Let's start with the big one, United.

You may think that I am overreaching on this one, but City and United are traditionally more friendly than they are now.

Of course, United used City's ground after World War II in a very neighbourly way, and that went a long way to keeping United in existence. Many fans went to City one week and United the next.

But one man also links these two great teams, and he is a man that is loved almost universally across the footballing world, Sir Matt Busby. Sir Matt played for and won the FA Cup with City and was also very close to joining the City board in the '70s.

What better reason for United fans to have City as their second team?

Next, and perhaps even less likely is Leeds United.

Again they're led by a manager who had previously played for City, Don Revie. Don had been a hugely impressive player for City where they formulated the 'Revie Plan' which helped to win the Cup on one occasion and be runners up on another.

The work that Revie did at City was later used to create the great team at Leeds.
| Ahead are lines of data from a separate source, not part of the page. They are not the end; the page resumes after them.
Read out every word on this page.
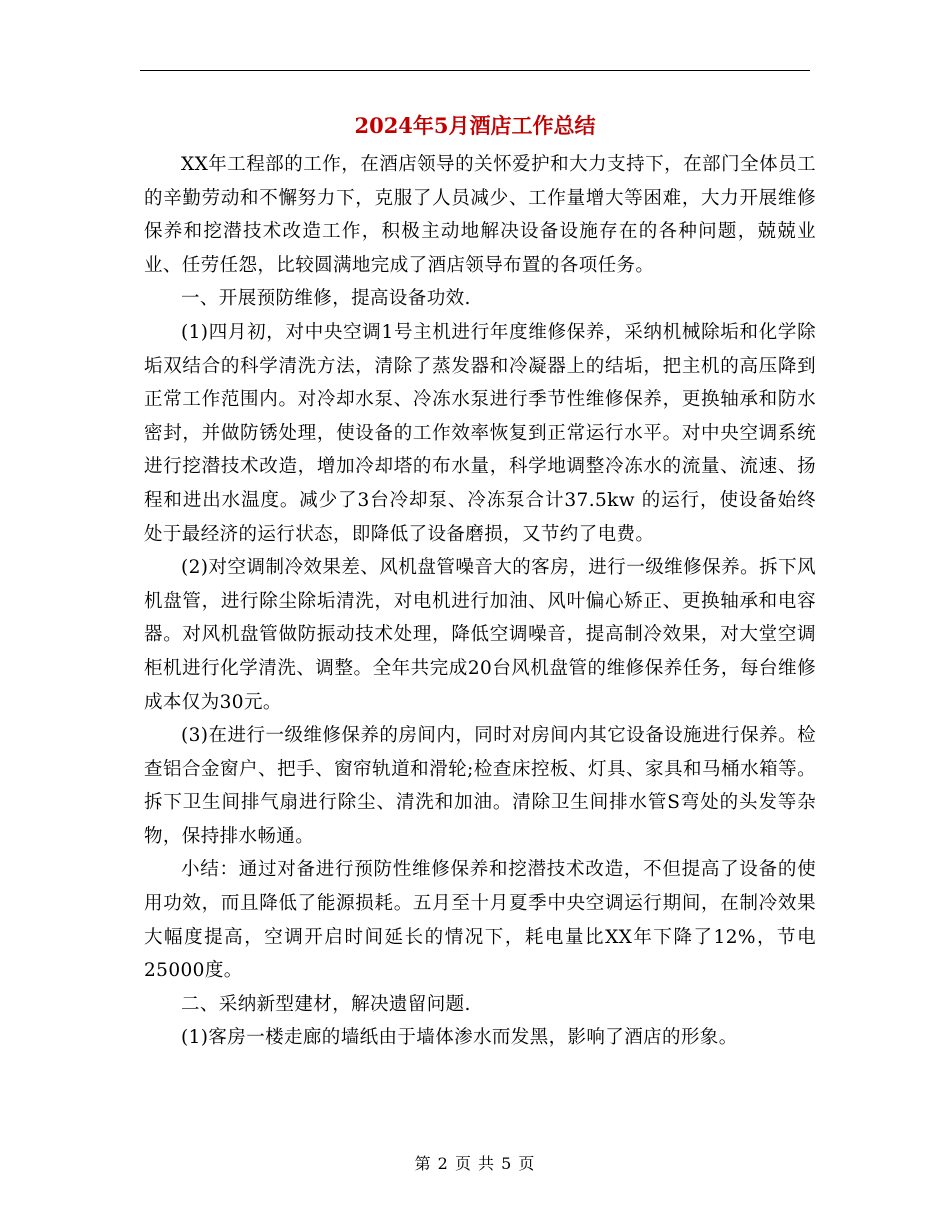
2024年5月酒店工作总结

XX年工程部的工作，在酒店领导的关怀爱护和大力支持下，在部门全体员工的辛勤劳动和不懈努力下，克服了人员减少、工作量增大等困难，大力开展维修保养和挖潜技术改造工作，积极主动地解决设备设施存在的各种问题，兢兢业业、任劳任怨，比较圆满地完成了酒店领导布置的各项任务。

一、开展预防维修，提高设备功效.

(1)四月初，对中央空调1号主机进行年度维修保养，采纳机械除垢和化学除垢双结合的科学清洗方法，清除了蒸发器和冷凝器上的结垢，把主机的高压降到正常工作范围内。对冷却水泵、冷冻水泵进行季节性维修保养，更换轴承和防水密封，并做防锈处理，使设备的工作效率恢复到正常运行水平。对中央空调系统进行挖潜技术改造，增加冷却塔的布水量，科学地调整冷冻水的流量、流速、扬程和进出水温度。减少了3台冷却泵、冷冻泵合计37.5kw 的运行，使设备始终处于最经济的运行状态，即降低了设备磨损，又节约了电费。

(2)对空调制冷效果差、风机盘管噪音大的客房，进行一级维修保养。拆下风机盘管，进行除尘除垢清洗，对电机进行加油、风叶偏心矫正、更换轴承和电容器。对风机盘管做防振动技术处理，降低空调噪音，提高制冷效果，对大堂空调柜机进行化学清洗、调整。全年共完成20台风机盘管的维修保养任务，每台维修成本仅为30元。

(3)在进行一级维修保养的房间内，同时对房间内其它设备设施进行保养。检查铝合金窗户、把手、窗帘轨道和滑轮;检查床控板、灯具、家具和马桶水箱等。拆下卫生间排气扇进行除尘、清洗和加油。清除卫生间排水管S弯处的头发等杂物，保持排水畅通。

小结：通过对备进行预防性维修保养和挖潜技术改造，不但提高了设备的使用功效，而且降低了能源损耗。五月至十月夏季中央空调运行期间，在制冷效果大幅度提高，空调开启时间延长的情况下，耗电量比XX年下降了12%，节电25000度。

二、采纳新型建材，解决遗留问题.

(1)客房一楼走廊的墙纸由于墙体渗水而发黑，影响了酒店的形象。

第 2 页 共 5 页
Arsenal fans could also look at City's greatest ever manager with huge amounts of affection as Joe Mercer was a stalwart, and indeed captain, of the post-war championship wining side. He was one of the reasons Arsenal moved on from lower-league survival and to pre-eminence.

Evertonians will also remember 'Genial' Joe for his time as a player, and of course the kindly Mercer is highly regarded by many England fans for his role as caretaker manager after Sir Alf Ramsey resigned.

Mercer also spent time at Villa and Coventry and Sheffield United as manager and surely there cannot be a better example of how football men should comport themselves as Joe Mercer?

Derby fans should also thank City for selling them a certain F. H . Lee whose 33 goals in a season was a major reason for their Championship win in 1974.

Footballers in general should also thank City, via Lee for the wages they can now earn as he was a central figure in the removal of the maximum wage that at the time limited what players could earn.

Wolves should also thank City for the massively inflated fee payed for the rather limited abilities of Steve Daley. The transfer of Daley for just short of £1.5m was possibly £1.2m more than his worth, and that money surely helped Wolves survive for a number of seasons afterwards.

Then of course Portsmouth are no doubt still raising a glass to City for the crazy £3.3m spent on Lee Bradbury, never before had so much be spent on so little talent.

The whole of the footballing world should also thank City for employing Alan Ball as manager and saving their own club from the indignity of relegation!

Moving further afield the great Barcelona owe City a debt of gratitude, and this is a link that almost nobody realizes exists.

When Joan Laporta and Johan Cruyff we're showcasing the wonderful youth development at the Nou Camp last season, few people realized that it all started after the club had copied what Manchester City had done with the 'Junior Blues' back at Maine Road in the 70s.

City were the very first club to incorporate a specific youth club into the structure of a football club anywhere.

So perhaps there are a few people who should think more kindly of City and even accept that the history of such a great club is woven in the fabric of so many other teams.